Prise off the silver switch knob (#13) - it slides straight off the switch shaft and I used a screw driver to carefully lever it off, working from each side a little at a time.
Undo the drive wheel on the top of the drive shaft by holding the fan on the bottom of the drive shaft and turning the drive wheel CLOCKWISE.
Undo and remove the two screws holding the switch support (#11) and cut the tie wrap that secures the blue cable to this support.
Undo the four screws that secure the motor assembly to the casing and remove the screws and their shake-proof washers.
Remove the internal components as a single assembly.Tilt/angle the motor assembly towards the switch support until the top of the shaft clears the rubber boot in the top and then the whole lot comes out easily.
To replace the switch (Part No. HS1144 - #10 on the diagram):
Carefully lever the white gear wheel off the switch shaft.
Undo the two small screws that hold the dial gear wheel cover in place on the switch support.
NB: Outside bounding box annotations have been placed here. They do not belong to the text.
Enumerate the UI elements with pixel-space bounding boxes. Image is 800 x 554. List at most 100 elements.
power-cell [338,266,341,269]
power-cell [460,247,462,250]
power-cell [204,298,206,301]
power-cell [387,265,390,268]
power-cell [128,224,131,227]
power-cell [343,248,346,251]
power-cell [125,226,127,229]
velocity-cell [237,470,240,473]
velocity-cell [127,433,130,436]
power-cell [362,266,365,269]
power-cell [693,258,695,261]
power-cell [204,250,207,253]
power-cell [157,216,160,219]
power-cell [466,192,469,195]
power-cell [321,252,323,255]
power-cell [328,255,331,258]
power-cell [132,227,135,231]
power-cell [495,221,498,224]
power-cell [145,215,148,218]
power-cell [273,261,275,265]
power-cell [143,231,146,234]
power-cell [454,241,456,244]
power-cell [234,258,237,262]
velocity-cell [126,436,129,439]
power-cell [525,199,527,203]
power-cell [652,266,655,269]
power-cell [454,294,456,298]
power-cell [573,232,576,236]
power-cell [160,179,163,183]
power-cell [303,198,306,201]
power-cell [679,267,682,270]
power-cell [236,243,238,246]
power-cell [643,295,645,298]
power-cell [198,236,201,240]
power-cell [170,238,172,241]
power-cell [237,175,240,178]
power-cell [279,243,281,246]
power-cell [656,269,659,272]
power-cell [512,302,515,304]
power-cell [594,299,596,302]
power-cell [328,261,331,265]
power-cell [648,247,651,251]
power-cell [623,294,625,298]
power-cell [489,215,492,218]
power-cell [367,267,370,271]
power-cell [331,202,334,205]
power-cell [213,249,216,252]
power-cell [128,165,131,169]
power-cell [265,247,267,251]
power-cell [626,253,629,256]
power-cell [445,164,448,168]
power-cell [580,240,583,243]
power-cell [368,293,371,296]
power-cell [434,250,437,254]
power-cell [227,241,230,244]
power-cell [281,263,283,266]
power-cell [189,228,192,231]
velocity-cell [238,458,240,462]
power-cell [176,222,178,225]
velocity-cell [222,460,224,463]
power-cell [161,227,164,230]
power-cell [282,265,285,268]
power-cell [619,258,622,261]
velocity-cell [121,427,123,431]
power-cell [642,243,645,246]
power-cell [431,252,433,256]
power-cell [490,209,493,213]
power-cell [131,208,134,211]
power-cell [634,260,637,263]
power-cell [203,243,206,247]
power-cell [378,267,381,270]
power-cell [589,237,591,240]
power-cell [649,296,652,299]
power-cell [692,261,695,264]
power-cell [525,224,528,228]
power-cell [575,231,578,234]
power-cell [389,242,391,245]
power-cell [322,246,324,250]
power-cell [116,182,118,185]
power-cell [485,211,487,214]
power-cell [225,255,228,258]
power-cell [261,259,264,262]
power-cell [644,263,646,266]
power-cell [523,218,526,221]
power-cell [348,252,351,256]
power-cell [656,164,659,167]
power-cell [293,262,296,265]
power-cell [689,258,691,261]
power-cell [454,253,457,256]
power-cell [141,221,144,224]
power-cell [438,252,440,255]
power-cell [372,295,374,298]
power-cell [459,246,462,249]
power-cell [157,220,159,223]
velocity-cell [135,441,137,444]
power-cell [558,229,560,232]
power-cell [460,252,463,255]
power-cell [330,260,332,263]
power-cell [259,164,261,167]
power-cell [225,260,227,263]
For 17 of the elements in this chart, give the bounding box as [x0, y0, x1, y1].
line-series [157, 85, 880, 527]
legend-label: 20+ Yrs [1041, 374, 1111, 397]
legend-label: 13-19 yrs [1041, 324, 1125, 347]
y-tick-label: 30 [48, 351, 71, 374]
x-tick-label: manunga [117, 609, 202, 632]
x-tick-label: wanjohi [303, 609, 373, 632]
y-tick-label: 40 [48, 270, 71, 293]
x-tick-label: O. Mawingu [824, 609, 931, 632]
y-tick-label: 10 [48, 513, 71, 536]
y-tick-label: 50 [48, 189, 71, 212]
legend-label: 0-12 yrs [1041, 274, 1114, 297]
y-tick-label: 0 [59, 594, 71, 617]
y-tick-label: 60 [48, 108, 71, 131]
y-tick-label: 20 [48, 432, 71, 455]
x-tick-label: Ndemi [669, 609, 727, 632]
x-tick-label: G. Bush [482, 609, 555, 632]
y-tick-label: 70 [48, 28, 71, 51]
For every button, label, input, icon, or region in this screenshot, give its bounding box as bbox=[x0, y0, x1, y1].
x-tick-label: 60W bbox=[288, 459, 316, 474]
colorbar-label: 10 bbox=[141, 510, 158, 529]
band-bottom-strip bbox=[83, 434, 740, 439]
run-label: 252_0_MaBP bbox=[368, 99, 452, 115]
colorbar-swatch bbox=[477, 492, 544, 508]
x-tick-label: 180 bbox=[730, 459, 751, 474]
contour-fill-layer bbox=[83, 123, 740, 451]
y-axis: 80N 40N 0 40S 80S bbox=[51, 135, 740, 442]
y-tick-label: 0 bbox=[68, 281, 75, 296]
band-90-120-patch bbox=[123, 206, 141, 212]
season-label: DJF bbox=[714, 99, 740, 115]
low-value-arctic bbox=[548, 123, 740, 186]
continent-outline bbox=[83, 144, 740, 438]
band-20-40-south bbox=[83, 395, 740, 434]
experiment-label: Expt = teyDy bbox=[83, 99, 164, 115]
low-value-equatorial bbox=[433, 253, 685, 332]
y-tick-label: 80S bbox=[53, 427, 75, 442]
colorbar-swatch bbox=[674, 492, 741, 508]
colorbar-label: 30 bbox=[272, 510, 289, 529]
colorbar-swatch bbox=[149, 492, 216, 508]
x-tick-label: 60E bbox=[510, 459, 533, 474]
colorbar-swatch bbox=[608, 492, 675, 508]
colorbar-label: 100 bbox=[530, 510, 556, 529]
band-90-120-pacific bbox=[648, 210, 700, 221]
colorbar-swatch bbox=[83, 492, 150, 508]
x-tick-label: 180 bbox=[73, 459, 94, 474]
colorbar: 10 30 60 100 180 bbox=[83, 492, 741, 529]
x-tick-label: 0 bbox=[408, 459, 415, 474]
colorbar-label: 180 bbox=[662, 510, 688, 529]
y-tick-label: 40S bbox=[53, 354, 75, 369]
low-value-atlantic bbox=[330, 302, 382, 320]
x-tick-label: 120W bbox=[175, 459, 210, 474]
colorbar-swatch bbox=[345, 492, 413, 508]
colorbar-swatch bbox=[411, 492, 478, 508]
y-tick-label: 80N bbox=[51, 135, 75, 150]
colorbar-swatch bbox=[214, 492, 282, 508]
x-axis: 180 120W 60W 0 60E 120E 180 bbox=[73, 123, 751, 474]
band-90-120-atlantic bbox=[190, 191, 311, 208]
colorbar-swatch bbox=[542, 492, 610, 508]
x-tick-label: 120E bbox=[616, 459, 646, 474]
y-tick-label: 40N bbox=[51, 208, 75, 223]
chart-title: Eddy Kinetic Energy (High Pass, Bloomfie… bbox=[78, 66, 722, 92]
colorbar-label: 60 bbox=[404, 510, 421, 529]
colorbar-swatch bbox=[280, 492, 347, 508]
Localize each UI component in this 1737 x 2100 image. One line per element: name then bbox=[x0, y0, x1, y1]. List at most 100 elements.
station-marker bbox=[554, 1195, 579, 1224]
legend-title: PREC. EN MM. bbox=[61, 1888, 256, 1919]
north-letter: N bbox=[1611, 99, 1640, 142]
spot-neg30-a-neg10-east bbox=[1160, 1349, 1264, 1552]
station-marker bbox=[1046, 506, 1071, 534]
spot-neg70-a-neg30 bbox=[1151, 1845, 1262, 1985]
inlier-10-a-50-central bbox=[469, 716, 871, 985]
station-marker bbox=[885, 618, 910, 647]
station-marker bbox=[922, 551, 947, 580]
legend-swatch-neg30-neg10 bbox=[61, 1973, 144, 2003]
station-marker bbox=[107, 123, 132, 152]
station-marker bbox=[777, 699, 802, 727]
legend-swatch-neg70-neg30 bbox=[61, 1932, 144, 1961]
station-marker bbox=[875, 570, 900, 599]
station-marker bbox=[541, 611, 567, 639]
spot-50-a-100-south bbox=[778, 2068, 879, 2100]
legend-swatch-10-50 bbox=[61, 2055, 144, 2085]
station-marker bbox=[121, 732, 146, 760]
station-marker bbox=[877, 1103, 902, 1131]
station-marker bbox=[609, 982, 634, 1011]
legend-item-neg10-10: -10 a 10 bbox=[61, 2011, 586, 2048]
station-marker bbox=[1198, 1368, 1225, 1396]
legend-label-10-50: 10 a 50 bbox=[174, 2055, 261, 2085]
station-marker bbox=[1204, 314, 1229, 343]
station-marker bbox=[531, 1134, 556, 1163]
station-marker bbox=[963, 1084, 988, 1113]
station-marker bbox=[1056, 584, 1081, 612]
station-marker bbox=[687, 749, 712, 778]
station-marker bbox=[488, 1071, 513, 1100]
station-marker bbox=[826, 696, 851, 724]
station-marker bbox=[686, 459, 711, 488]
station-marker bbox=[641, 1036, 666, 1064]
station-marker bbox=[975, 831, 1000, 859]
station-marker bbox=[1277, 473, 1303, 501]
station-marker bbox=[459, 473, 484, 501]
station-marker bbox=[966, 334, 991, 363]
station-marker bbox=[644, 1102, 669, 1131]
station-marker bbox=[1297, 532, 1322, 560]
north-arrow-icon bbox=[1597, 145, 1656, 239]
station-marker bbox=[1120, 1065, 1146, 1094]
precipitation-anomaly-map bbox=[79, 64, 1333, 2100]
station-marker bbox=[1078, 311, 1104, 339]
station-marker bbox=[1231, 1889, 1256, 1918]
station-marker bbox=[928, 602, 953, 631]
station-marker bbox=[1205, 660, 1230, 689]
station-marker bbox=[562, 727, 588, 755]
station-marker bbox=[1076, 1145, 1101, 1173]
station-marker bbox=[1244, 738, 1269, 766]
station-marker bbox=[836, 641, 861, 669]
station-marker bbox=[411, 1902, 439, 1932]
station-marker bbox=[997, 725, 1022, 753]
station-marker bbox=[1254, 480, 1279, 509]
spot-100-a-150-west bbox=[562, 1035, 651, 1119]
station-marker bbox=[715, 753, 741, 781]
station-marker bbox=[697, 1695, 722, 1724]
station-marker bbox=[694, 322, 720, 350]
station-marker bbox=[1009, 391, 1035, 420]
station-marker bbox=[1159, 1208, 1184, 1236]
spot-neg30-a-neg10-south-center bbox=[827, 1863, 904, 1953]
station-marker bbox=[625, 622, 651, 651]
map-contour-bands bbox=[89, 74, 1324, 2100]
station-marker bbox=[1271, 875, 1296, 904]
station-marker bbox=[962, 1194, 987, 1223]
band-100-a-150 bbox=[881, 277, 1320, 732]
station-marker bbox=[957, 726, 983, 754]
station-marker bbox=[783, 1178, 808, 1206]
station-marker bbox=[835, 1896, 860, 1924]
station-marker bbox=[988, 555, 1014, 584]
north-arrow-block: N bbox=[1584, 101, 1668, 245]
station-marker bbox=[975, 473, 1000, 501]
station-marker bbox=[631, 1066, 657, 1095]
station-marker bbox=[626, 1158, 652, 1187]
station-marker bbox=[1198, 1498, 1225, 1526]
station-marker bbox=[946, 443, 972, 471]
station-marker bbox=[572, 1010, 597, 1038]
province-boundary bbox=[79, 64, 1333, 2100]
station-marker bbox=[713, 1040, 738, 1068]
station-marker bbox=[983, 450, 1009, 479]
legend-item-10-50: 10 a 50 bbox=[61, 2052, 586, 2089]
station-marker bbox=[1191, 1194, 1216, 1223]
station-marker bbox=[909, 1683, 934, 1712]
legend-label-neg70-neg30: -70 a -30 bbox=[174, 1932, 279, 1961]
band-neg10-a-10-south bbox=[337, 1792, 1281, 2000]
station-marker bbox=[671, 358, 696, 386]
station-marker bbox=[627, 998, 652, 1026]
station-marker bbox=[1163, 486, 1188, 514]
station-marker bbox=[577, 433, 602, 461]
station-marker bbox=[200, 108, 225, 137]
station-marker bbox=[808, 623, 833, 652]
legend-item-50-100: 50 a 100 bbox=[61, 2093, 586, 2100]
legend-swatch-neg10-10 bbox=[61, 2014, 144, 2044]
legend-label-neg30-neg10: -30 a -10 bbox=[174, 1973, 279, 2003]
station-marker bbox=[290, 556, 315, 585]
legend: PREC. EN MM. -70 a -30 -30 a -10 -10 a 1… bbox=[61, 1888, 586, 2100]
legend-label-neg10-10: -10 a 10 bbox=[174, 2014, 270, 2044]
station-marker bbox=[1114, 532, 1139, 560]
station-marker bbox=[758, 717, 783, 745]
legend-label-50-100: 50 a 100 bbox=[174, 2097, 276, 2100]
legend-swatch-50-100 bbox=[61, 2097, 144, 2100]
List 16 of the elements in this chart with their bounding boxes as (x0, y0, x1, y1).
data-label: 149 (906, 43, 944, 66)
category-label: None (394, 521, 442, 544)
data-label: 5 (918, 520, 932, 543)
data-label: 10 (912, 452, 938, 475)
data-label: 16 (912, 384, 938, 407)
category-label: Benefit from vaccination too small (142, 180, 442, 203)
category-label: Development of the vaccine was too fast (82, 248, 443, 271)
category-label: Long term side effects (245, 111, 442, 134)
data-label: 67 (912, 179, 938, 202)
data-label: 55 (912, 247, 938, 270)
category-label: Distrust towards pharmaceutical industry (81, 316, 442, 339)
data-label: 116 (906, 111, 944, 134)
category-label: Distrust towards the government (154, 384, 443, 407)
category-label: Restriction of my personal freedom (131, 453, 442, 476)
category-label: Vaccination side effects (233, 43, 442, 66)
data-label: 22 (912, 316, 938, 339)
Remove the cover and the small gear wheel (noting which way around the gear wheel goes the two ends of the shaft are slightly different).
Undo the nut on the switch shaft that that secures the switch to the support (nut is 14mm diameter and needs a thin wall socket.I used long nose pliers to remove and re-install it).
The wires connect by simple push fit into their slots and the angled brass blades inside the slots grab the wire and lock it in place.To withdraw each wire, use a very thin screw driver (or similar) to depress the brass blades inside the slot.This enables the wire to be withdrawn as you depress the blade.
Re-assembly is the opposite sequence.
When putting the dial back together, remember to check that the dial reading lines up with the switch position (adjust the gears by resetting the teeth if the alignment is not correct.
Here’s the really interesting thing.After I replaced the switch, I pulled the old one apart.IT HAD FAILED BECAUSE THE CONTACTS HAD BURNT OUT.They had obviously been arcing and had completely burnt through. There were burnt off tails of the contacts lying in the switch housing and there was evidence of burning (carbon deposits) inside the switch.In short – the switch is not up to the job and will fail.Poor design and a latent defect.